L'UE et le Japon signent un accord "historique" de libre-échange

Xavier Trudeau
Juillet 18, 2018

C'est Donald Trump qui sans le vouloir, l'a remis sur pieds, en défendant un protectionnisme américain à toute épreuve.

L'Union européenne et le Japon ont signé mardi à Tokyo un accord destiné à libéraliser leurs échanges commerciaux.

" Nous célébrons la signature d'un accord commercial extrêmement ambitieux entre deux des plus grandes économies du monde", ont déclaré le Premier ministre japonais Shinzo Abe, le chef de la Commission européenne Jean-Claude Juncker et le président du Conseil européen Donald Tusk.

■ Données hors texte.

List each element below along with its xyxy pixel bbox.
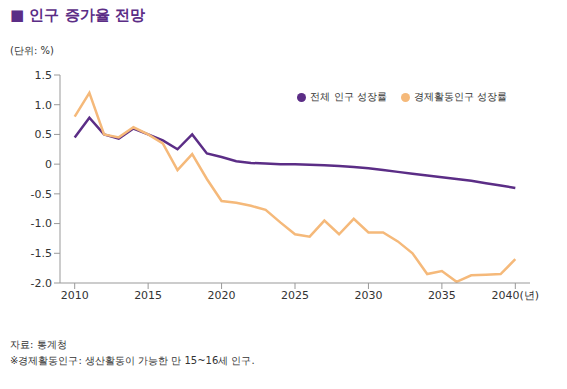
svg-text:2040(년): 2040(년)	[492, 289, 540, 302]
svg-text:2035: 2035	[428, 289, 456, 302]
html-text:※경제활동인구: 생산활동이 가능한 만 15~16세 인구: ※경제활동인구: 생산활동이 가능한 만 15~16세 인구.	[10, 355, 255, 366]
svg-text:2020: 2020	[208, 289, 236, 302]
svg-text:1.5: 1.5	[35, 69, 53, 82]
svg-text:2030: 2030	[354, 289, 382, 302]
svg-text:2025: 2025	[281, 289, 309, 302]
html-text:전체 인구 성장률: 전체 인구 성장률	[310, 91, 387, 102]
svg-text:2015: 2015	[134, 289, 162, 302]
svg-text:0.5: 0.5	[35, 128, 53, 141]
html-text:경제활동인구 성장률: 경제활동인구 성장률	[413, 91, 507, 102]
svg-text:-0.5: -0.5	[31, 188, 52, 201]
svg-text:-1.5: -1.5	[31, 247, 52, 260]
html-text:자료: 통계청: 자료: 통계청	[10, 339, 67, 350]
svg-text:-1.0: -1.0	[31, 217, 52, 230]
svg-text:1.0: 1.0	[35, 99, 53, 112]
html-text:■ 인구 증가율 전망: ■ 인구 증가율 전망	[10, 6, 145, 24]
svg-text:2010: 2010	[61, 289, 89, 302]
svg-text:-2.0: -2.0	[31, 277, 52, 290]
html-text:(단위: %): (단위: %)	[10, 45, 54, 56]
svg-text:0: 0	[45, 158, 52, 171]
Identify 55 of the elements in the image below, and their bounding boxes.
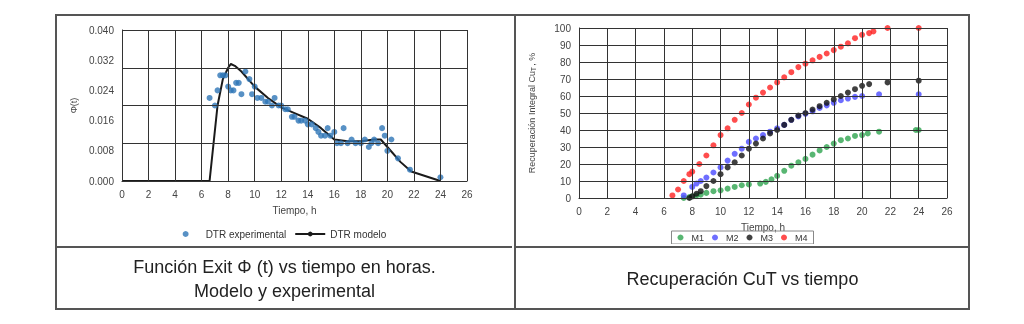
x-tick-label: 10 xyxy=(249,188,261,200)
y-tick-label: 0.032 xyxy=(88,54,115,66)
x-tick-label: 0 xyxy=(576,205,583,217)
x-axis-title: Tiempo, h xyxy=(272,204,317,216)
y-tick-label: 40 xyxy=(559,124,572,136)
x-tick-label: 12 xyxy=(743,205,755,217)
y-tick-label: 0.000 xyxy=(88,175,115,187)
x-tick-label: 22 xyxy=(884,205,897,217)
y-axis-title: Φ(t) xyxy=(68,97,79,114)
x-tick-label: 0 xyxy=(119,188,126,200)
legend-label: M4 xyxy=(795,232,808,243)
x-tick-label: 16 xyxy=(799,205,812,217)
x-tick-label: 4 xyxy=(632,205,639,217)
x-tick-label: 14 xyxy=(302,188,314,200)
text: Función Exit Φ (t) vs tiempo en horas. Modelo y experimental xyxy=(57,246,512,310)
x-tick-label: 6 xyxy=(198,188,205,200)
x-tick-label: 26 xyxy=(461,188,473,200)
x-tick-label: 18 xyxy=(355,188,367,200)
y-tick-label: 70 xyxy=(559,73,572,85)
x-tick-label: 16 xyxy=(328,188,341,200)
y-tick-label: 50 xyxy=(559,107,572,119)
x-tick-label: 4 xyxy=(172,188,179,200)
x-tick-label: 6 xyxy=(661,205,668,217)
y-tick-label: 0.008 xyxy=(88,145,115,157)
x-tick-label: 8 xyxy=(689,205,696,217)
legend-label: M1 xyxy=(691,232,705,243)
y-tick-label: 80 xyxy=(559,56,572,68)
x-tick-label: 10 xyxy=(714,205,727,217)
y-tick-label: 100 xyxy=(554,22,572,34)
legend-label: DTR modelo xyxy=(330,228,387,240)
y-tick-label: 20 xyxy=(559,158,572,170)
y-tick-label: 0.016 xyxy=(88,115,115,127)
x-tick-label: 24 xyxy=(913,205,925,217)
x-tick-label: 2 xyxy=(145,188,152,200)
x-tick-label: 22 xyxy=(408,188,420,200)
text: Recuperación CuT vs tiempo xyxy=(516,246,969,310)
legend-label: M2 xyxy=(726,232,739,243)
x-tick-label: 14 xyxy=(771,205,784,217)
y-tick-label: 0.040 xyxy=(88,24,115,36)
x-tick-label: 24 xyxy=(434,188,447,200)
y-tick-label: 0.024 xyxy=(88,84,115,96)
legend-label: DTR experimental xyxy=(205,228,287,240)
y-tick-label: 10 xyxy=(559,175,572,187)
y-tick-label: 60 xyxy=(559,90,572,102)
x-tick-label: 26 xyxy=(941,205,953,217)
x-tick-label: 18 xyxy=(828,205,840,217)
x-tick-label: 8 xyxy=(225,188,232,200)
x-tick-label: 12 xyxy=(275,188,288,200)
x-tick-label: 20 xyxy=(856,205,869,217)
legend-label: M3 xyxy=(760,232,774,243)
y-tick-label: 30 xyxy=(559,141,572,153)
x-tick-label: 20 xyxy=(381,188,394,200)
x-tick-label: 2 xyxy=(604,205,611,217)
x-axis-title: Tiempo, h xyxy=(740,221,786,233)
y-tick-label: 90 xyxy=(559,39,572,51)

"À un moment où les mesures protectionnistes gagnent du terrain à travers le monde, la signature aujourd'hui de l'accord UE-Japon montrera au monde une fois de plus notre volonté politique inébranlable de promouvoir le libre échange", affirme le ministre japonais de la Revitalisation économique, Toshimitsu Motegi. "Ces deux pôles devraient contribuer à stabiliser la communauté internationale, en renforçant leurs relations", poursuit le journal économique du Japon, dans un contexte où Washington est favorable à une politique isolationniste. Le texte, qui marque l'aboutissement de discussions ouvertes en 2013, doit être soumis d'ici la fin de l'année au Parlement européen en vue d'une entrée en vigueur en 2019, si le Parlement japonais le vote lui aussi rapidement. Néanmoins, contrairement au CETA conclu avec le Canada, la ratification par les parlements nationaux des pays de l'UE n'est pas prévue.

La plus vaste zone de libre-échange au monde (600 millions de consommateurs et environ 30 % du PIB mondial) va émerger.

Côté européen, le secteur agroalimentaire sort grand vainqueur des discussions. L'accord éliminera les droits de douane très élevés sur plusieurs fromages, mais la période de transition pourra atteindre quinze ans. D'autres, comme le bœuf, verront les taxes imposées être progressivement réduites.

Cependant, produit d'importance pour les Japonais, le riz est exclu de l'accord.

" LIRE AUSSI - Barrières douanières: les accusations de Trump contre l'UE sont-elles fondées? ".

Tokyo s'engage à reconnaître plus de 200 indications géographiques comme le Roquefort, le Tiroler Speck autrichien, le Jambon d'Ardenne belge ou la vodka polonaise, qui bénéficieront " du même niveau de protection qu'en Europe ". "D'après le ministère de l'Agriculture, des Forêts et de la Pêche, l'accord fera baisser la production du pays en particulier dans ces trois secteurs : les produits laitiers, le porc et le bois", rapporte le quotidien.

Pour le Japon: Il obtient un libre accès au marché européen pour son industrie automobile. Cet accord comprend aussi un chapitre sur le développement durable. Gare au prochain choc!

La protection des investissements, principal point d'achoppement des discussions, n'est pas comprise dans l'accord. "Pour le JEFTA, comme pour le CETA avant lui, les négociations se sont déroulées non seulement sans aucune transparence mais la France a validé le fait que les parlements nationaux n'aient pas leur mot à dire, empêchant tout débat sur le sujet", critiquent la FNH et le Veblen Institute. Cette entente se fait "aux dépens de la démocratie, des droits sociaux et de la protection de l'environnement et du climat", a jugé pour sa part l'organisation Greenpeace.